Improved Exploration in GFlownets via Enhanced Epistemic Neural Networks

TL;DR

This paper introduces ENN-GFN-Enhanced, a method that combines epistemic neural networks with GFlowNets to improve exploration by better uncertainty estimation, leading to more efficient trajectory discovery.

Contribution

It presents a novel integration of epistemic neural networks with GFlowNets, enhancing uncertainty quantification and exploration capabilities.

Findings

Improved trajectory identification in grid environments.

Enhanced exploration efficiency in structured sequence generation.

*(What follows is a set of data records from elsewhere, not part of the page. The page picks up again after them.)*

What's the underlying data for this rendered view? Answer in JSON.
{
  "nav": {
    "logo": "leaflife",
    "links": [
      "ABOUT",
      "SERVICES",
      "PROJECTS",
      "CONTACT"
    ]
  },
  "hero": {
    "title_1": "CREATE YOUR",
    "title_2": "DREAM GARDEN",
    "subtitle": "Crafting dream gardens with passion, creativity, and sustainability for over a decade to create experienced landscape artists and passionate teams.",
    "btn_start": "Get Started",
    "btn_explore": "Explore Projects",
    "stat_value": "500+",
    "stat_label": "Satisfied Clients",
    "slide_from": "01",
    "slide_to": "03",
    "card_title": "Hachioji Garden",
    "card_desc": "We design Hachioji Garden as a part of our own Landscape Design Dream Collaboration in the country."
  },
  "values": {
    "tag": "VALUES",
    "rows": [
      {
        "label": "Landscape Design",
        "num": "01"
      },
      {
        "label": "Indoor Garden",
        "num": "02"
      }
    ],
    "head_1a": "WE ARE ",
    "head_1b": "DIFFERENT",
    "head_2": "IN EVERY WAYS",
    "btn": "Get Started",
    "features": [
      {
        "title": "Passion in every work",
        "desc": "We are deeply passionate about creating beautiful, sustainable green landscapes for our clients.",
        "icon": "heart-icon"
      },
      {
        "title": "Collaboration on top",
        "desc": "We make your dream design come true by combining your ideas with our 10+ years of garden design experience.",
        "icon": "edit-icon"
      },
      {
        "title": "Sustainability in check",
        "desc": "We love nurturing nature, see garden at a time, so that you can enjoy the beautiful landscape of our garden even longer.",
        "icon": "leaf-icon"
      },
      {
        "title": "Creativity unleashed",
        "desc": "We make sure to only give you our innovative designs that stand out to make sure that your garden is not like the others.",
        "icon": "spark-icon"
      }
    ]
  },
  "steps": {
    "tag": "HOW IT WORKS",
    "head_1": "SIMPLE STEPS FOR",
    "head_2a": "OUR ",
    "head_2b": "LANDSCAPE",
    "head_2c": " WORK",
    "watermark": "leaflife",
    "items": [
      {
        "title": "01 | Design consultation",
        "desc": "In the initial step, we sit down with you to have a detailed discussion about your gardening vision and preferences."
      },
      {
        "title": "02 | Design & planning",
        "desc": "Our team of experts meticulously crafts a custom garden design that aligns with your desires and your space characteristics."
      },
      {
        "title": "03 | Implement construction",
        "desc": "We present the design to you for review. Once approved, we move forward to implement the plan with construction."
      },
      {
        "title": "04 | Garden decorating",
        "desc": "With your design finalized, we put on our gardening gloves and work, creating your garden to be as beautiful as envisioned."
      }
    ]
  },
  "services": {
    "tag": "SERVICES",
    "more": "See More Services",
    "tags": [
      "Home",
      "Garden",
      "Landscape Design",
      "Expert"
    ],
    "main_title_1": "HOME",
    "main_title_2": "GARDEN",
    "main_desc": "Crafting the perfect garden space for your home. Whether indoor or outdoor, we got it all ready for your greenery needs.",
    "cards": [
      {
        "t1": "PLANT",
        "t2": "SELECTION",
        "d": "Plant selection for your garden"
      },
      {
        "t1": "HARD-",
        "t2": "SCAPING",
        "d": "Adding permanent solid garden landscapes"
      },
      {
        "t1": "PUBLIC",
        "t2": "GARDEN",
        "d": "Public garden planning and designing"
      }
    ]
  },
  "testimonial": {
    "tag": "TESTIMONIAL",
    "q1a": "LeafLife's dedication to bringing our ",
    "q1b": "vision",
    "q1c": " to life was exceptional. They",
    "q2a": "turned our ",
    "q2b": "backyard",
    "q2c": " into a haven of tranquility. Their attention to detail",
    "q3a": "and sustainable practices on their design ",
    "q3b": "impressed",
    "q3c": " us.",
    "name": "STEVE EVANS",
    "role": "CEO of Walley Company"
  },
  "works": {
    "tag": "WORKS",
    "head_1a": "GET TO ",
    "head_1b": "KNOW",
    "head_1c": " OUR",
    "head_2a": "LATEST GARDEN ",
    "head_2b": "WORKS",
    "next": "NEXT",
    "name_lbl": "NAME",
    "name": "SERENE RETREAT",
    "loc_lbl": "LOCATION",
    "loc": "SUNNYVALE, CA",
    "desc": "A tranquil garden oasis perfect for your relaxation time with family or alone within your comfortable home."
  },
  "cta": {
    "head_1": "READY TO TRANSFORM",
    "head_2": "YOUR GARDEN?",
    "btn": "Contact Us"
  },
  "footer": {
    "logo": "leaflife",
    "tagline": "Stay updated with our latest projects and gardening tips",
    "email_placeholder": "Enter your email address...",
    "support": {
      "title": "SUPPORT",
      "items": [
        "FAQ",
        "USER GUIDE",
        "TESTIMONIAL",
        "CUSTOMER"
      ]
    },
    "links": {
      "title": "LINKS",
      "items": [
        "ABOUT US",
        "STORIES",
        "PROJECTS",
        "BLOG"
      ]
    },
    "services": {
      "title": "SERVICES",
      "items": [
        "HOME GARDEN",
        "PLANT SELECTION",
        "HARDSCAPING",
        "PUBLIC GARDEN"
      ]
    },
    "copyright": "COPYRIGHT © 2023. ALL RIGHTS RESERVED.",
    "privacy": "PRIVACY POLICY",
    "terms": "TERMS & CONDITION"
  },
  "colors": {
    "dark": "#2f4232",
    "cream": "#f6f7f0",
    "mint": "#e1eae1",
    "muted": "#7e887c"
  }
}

Outperforms baseline methods in various settings.

Abstract

Efficiently identifying the right trajectories for training remains an open problem in GFlowNets. To address this, it is essential to prioritize exploration in regions of the state space where the reward distribution has not been sufficiently learned. This calls for uncertainty-driven exploration, in other words, the agent should be aware of what it does not know. This attribute can be measured by joint predictions, which are particularly important for combinatorial and sequential decision problems. In this research, we integrate epistemic neural networks (ENN) with the conventional architecture of GFlowNets to enable more efficient joint predictions and better uncertainty quantification, thereby improving exploration and the identification of optimal trajectories. Our proposed algorithm, ENN-GFN-Enhanced, is compared to the baseline method in GFlownets and evaluated in grid environments and structured sequence generation in various settings, demonstrating both its efficacy and efficiency.